The UK is perhaps the most obvious example of where the CFR, and indeed the ECHR, is fragile and somewhat toothless. In 2010, the European Commission adopted a strategy by which it could monitor and ensure effective implementation of the rights and freedoms in the CFR. However, over the last eight years evidence of such intervention has been scant and enforcement of implementation not at all apparent. It is hard to identify where the preamble is shared in common national standards, particularly looking at what is happening in Hungary and Poland in particular. Moving on to the articles and part two of article two when it appears that the death penalty that this charter outlaws has been mooted by EU member states now ruling parties, allowing for the fact that that has been said before they were in office. RN (formally FN) in France long supported the return of the death penalty; although Marine le Pen has not referred to that it is not clear whether it is entirely outside party policy, other populist parties appear to have spoken of it but not included it in manifestos. The threat remains nonetheless. Article four stating that o one shall be subjected to treatment or punishment is questionable, torture is not entirely ruled out there although it is something often not well enough defined to prove definitively. Article ten, the right to freedom of thought, conscience and religion are not entirely ensured at present, if anything they are mainly restricted or to an extent prejudices against them tolerated rather than pursued and prosecuted. Article eleven, the freedom of expression and information is becoming, in some cases, increasingly restricted. Article twelve, the freedom of assembly and of association is subject to restraints and controls, often with bias toward particular (governing party supporting) groups.
Thereafter we can go through the CFR finding weakness and restrictions on a large number of articles: 18, 19, 20, 21, 22, 23, 24 whereby I am engaged as a professional in the relevant children’s human rights sector, 26, 28 31, 34, 36, 37, 41, 45, 47, 52, 53 and 54. The task for those entrusted with the task from the European Parliament, the Council and the Commission down to each employed legal officer and lawyer is enormous and close to impossible.
If we are to take the future of Europe as a union that in turn will become a federal structure, unless a charter and supporting legal instruments are properly implemented, monitored, reported and enforced then that union of nations remains a fragile ambition made impossible by the incompatibility of what actually happens in each nation that disregards the notion of common standards, thus either remains outside them or simply will not conform or implement them.

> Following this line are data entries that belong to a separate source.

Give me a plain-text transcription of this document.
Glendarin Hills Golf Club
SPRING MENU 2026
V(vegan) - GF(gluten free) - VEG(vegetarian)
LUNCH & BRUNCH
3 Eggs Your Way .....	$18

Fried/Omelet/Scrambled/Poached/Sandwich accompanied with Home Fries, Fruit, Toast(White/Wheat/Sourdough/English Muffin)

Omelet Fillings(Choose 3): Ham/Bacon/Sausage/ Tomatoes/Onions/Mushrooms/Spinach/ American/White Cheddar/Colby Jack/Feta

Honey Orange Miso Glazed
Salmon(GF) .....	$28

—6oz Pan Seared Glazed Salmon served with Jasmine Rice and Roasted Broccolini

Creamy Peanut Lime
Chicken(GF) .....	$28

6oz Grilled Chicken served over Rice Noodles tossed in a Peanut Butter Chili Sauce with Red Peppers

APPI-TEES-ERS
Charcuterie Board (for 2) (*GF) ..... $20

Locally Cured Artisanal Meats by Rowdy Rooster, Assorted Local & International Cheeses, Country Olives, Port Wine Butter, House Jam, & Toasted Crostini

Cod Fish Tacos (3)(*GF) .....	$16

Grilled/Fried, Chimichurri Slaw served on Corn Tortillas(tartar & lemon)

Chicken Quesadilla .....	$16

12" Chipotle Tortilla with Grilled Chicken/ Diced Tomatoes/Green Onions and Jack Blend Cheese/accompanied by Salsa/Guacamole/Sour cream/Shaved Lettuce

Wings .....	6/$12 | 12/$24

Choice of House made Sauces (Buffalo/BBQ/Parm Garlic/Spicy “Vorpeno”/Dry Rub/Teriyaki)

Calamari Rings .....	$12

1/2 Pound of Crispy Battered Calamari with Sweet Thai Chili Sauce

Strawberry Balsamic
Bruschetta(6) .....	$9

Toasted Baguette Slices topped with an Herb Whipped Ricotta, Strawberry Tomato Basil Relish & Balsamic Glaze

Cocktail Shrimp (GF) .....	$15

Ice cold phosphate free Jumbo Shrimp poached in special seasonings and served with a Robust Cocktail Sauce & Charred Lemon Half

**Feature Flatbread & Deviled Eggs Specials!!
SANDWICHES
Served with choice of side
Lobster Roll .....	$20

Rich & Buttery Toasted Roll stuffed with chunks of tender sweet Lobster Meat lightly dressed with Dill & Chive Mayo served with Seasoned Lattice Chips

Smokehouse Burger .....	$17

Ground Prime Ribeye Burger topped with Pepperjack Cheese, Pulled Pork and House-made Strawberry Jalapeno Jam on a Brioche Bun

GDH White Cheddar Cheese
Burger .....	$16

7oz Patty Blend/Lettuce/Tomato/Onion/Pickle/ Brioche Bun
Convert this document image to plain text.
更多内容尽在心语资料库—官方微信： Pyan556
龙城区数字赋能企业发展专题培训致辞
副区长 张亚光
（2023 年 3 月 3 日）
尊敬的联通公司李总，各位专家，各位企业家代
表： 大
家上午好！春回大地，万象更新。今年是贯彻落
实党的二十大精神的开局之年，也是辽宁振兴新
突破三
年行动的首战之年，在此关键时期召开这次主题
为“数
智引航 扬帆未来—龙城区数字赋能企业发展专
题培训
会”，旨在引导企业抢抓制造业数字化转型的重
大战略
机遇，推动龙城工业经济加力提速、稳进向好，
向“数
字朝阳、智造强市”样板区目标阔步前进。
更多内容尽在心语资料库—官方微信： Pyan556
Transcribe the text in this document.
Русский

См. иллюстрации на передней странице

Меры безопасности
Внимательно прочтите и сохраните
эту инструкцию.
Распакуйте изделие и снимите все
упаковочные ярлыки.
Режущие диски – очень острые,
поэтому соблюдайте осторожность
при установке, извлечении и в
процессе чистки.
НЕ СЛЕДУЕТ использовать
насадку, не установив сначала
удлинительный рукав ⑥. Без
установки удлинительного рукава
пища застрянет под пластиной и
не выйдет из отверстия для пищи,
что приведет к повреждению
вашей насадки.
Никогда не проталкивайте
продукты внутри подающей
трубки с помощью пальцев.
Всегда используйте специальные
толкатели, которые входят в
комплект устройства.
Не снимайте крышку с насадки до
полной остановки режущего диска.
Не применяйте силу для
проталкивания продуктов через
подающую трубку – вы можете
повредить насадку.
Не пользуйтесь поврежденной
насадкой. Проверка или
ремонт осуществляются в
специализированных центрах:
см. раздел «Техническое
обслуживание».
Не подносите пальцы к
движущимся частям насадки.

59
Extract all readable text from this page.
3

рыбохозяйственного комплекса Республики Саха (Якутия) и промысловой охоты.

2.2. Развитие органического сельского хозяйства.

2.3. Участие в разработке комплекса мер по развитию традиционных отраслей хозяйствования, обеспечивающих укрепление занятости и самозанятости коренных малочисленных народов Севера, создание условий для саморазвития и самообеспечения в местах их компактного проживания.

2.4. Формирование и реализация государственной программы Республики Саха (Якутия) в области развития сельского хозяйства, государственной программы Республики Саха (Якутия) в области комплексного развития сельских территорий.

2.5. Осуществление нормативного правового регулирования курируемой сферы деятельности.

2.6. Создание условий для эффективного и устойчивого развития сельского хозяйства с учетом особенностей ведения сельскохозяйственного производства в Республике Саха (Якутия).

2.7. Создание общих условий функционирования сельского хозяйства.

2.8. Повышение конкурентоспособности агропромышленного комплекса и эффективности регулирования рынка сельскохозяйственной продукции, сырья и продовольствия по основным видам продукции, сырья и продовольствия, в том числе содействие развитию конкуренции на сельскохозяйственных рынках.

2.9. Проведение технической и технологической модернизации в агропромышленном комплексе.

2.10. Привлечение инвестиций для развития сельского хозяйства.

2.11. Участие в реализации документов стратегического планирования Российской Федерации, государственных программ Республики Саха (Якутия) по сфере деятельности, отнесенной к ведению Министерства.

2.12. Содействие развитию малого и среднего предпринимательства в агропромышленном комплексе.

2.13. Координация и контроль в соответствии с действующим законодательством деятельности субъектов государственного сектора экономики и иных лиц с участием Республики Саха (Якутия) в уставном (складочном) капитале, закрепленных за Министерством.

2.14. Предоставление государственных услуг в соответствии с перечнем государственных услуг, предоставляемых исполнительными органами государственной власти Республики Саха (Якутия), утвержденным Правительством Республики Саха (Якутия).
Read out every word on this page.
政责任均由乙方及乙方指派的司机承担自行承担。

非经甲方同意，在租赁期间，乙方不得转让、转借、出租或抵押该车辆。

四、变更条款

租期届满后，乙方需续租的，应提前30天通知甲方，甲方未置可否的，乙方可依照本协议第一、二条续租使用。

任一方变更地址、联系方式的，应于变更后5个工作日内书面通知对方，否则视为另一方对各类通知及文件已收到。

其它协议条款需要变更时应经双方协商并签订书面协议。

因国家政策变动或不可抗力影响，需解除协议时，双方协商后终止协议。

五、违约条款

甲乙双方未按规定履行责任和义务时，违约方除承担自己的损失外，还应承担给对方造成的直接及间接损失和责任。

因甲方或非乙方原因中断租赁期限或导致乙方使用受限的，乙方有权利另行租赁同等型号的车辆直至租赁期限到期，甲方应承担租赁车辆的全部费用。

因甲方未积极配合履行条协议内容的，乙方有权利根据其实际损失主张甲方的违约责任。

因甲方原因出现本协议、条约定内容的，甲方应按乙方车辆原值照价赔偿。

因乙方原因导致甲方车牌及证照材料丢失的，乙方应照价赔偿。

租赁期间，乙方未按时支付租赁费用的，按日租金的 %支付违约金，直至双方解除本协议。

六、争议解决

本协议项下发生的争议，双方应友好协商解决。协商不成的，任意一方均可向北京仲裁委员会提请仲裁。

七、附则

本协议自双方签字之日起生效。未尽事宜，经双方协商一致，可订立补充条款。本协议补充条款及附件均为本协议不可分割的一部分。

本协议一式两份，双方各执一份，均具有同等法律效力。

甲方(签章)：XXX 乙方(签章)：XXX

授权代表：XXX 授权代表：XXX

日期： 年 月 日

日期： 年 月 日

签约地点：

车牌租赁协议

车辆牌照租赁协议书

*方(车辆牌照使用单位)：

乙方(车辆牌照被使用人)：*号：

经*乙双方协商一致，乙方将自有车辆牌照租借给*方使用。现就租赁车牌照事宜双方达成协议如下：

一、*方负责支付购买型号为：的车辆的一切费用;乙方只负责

It is because I believe enough of us know that this is the case and yet we somehow avert our eyes to look at other, less complex, matters that I was struck by the fact that this topic is not attracting comments. It is highly contentious because people tend to hold very different views and may see what I see as weaknesses or failures exaggerated or not at all the case. In that sense, I would wish even to provoke response because this is a very big part of our shared vision for the future.